Yesterday, in a series of rulings, the judge in the federal corruption case quickly dashed their hopes.
US District Court Chief Judge Mark Wolf refused to throw out any part of the case against the four men, rejecting more than a dozen defense motions to dismiss or limit the charges.
As a result, DiMasi and his codefendants will stand trial in late April on a slew of charges, including wire and mail fraud, extortion, and conspiracy. They are accused of colluding to steer two multimillion-dollar software contracts to
Defense lawyers said they were disappointed but predicted they will prevail when the case goes before a jury.
“The judge has ruled,’’ said DiMasi’s lawyer, Thomas R. Kiley. “I disagree with the judge, but that’s for later.’’
He added, “I’m planning to win at trial.’’
If convicted, DiMasi faces up to 20 years in prison for eight of the nine charges against him. The ninth charge, conspiracy, carries a maximum penalty of five years.
Wolf rejected the argument defense lawyers had been hoping would drastically weaken the government’s case against DiMasi and the others — Richard D. Vitale, DiMasi’s former accountant; Richard W. McDonough, DiMasi’s friend and Cognos’s former lobbyist; and Joseph P. Lally Jr., an independent sales agent who sold the state the two software contracts.
Their lawyers had argued that the indictments against them did not meet the standard set forth by the Supreme Court in a landmark ruling in June. In that case, involving former chief Enron chief executive Jeffrey Skilling, the court found that the law used to prosecute him — the same law being used to charge DiMasi and the others — was too vague. The court ruled that the so-called honest services fraud law should be used only in cases involving bribery or kickbacks.
DiMasi’s lawyers said the indictment in their case did not allege that DiMasi received bribes in exchange for an official action, and should therefore be thrown out.
But Wolf found that the indictment can stand despite the Supreme Court decision. He found that prosecutors are charging that Cognos paid DiMasi and the others substantial sums of money in exchange for his help securing state contracts for the company, which he said constituted bribery.
Thomas Drechsler, McDonough’s attorney, said arguing the motions before the judge was a useful exercise, even if it didn’t result in a dismissal of charges.
“I’m disappointed,’’ he said. “I think this was a valuable process.
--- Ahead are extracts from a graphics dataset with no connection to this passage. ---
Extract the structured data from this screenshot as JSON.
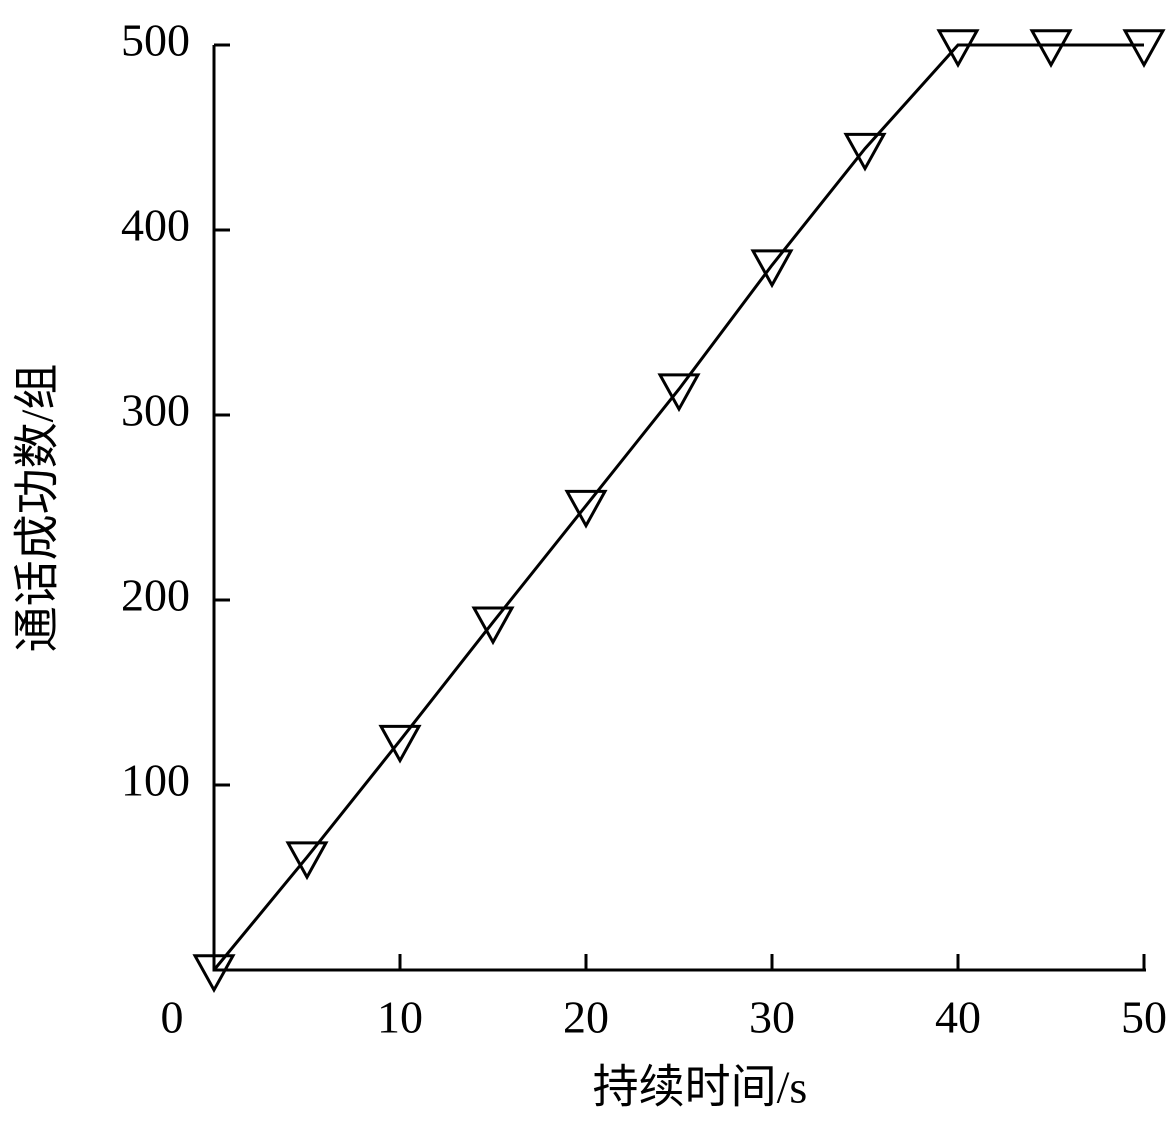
{
  "chart_data": {
    "type": "line",
    "x_label": "持续时间/s",
    "y_label": "通话成功数/组",
    "x": [
      0,
      5,
      10,
      15,
      20,
      25,
      30,
      35,
      40,
      45,
      50
    ],
    "values": [
      0,
      61,
      124,
      188,
      251,
      314,
      381,
      444,
      500,
      500,
      500
    ],
    "color": "#000000",
    "marker": "triangle-down",
    "xlim": [
      0,
      50
    ],
    "xticks": [
      0,
      10,
      20,
      30,
      40,
      50
    ],
    "ylim": [
      0,
      500
    ],
    "yticks": [
      100,
      200,
      300,
      400,
      500
    ],
    "grid": false
  }
}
We’ve received good guidance from the court’’
Wolf also dismissed a defense motion yesterday to find out what legal instructions were provided to the grand jury before it issued its indictments in 2009. Attorney Robert M. Goldstein, who represents Lally, argued that the indictments should be thrown out because the grand jury acted before the Supreme Court ruled in the Skilling case and may have applied an incorrect interpretation of the law.
On Wednesday, Wolf refused to throw another charge in the case, extortion. And he rejected requests by the defense to eliminate from the indictment mention of a $250,000 line of credit prosecutors say Vitale gave DiMasi in the spring of 2006, a month after Vitale formed a consulting company that would later receive $600,000 from Lally after Cognos won state work.